3. The cefminox sodium preparation for injection according to claim 1 or 2, characterized in that, The preparation method of the cefminox sodium premium product is as follows: A1. Weigh 24g of crude cefminox sodium and put it into a beaker containing 250mL of deionized water. Stir for 20min at a speed of 300r / min to ensure complete dissolution and obtain a solution. A2. Weigh 0.24g of activated carbon and add it to the solution obtained in A1. Stir for 25 minutes, filter, and obtain the filtrate. A3. Transfer the filtrate into the crystallizer, turn on the stirrer, turn on the peristaltic pump, and pump 120 mL of ethanol into the crystallizer at a dropping rate of 6 mL / min. Turn off the peristaltic pump, weigh 2.4 g of seed crystals and add them to the crystallizer, continue stirring for 18 min at a stirring speed of 300 r / min, then stop stirring and grow the crystals for 85 min to obtain the crystal growth solution. A4. Turn on the peristaltic pump and pump 120 mL of ethanol into the crystal growth solution obtained in A3. Filter by suction, wash with acetone, collect the crystal product, and vacuum dry at 42°C for two hours to obtain the high-quality cefminox sodium.
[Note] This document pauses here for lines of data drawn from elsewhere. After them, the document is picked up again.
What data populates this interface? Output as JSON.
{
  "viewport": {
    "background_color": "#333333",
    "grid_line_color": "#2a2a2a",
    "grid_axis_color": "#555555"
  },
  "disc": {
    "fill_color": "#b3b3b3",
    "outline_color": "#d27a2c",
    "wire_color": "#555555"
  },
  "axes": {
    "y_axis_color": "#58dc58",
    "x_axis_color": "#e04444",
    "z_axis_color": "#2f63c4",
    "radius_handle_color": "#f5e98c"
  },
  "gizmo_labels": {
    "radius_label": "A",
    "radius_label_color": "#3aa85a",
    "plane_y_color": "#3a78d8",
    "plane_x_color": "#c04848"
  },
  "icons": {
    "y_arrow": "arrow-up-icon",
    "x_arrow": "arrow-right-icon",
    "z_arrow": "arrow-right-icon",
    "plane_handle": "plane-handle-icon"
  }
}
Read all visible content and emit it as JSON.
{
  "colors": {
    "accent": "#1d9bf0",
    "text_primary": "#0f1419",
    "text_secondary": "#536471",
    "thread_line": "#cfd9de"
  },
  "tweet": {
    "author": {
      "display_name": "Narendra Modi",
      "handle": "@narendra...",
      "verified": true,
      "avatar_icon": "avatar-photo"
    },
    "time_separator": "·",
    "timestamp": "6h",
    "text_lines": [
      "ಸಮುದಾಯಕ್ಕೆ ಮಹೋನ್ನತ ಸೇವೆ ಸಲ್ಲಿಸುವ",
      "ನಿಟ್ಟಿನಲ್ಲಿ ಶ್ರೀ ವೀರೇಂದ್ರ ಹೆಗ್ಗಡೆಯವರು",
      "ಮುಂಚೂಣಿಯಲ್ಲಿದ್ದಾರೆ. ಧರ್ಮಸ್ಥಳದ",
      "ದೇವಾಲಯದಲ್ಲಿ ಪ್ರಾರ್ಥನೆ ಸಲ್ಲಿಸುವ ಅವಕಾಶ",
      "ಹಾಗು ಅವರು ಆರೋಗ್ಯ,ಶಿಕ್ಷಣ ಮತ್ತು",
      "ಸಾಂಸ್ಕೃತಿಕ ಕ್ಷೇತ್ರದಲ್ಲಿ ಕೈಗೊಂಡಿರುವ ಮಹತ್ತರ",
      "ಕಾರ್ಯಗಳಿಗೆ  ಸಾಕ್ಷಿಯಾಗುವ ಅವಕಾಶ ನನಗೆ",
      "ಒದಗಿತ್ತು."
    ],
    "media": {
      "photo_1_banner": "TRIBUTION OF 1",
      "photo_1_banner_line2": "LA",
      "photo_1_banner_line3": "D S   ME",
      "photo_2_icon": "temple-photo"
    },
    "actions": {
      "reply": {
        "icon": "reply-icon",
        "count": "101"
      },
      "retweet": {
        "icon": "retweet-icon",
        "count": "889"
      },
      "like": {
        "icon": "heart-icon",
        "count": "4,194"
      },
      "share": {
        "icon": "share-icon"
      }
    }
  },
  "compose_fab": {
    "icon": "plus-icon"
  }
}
4. The cefminox sodium formulation for injection according to claim 1, characterized in that, In S2, the frequency of ultrasonic oscillation is 80-100 kHz.
5. The cefminox sodium formulation for injection according to claim 4, characterized in that, In S3, the frequency of ultrasonic oscillation is 100-120 kHz.
6. The cefminox sodium formulation for injection according to claim 1, characterized in that, The saline solution is a 0.9% sodium chloride solution.
7. A method for preparing a cefminox sodium formulation for injection, characterized in that, The preparation of the cefminox sodium injection formulation as described in any one of claims 1-6 comprises the following steps: first, mixing sodium lactate Ringer's solution, vitamin B12 injection, modified composite antioxidant and physiological saline, and then adding cefminox sodium concentrate and mixing evenly to obtain the cefminox sodium injection formulation; in specific use, the cefminox sodium injection formulation is diluted with physiological saline.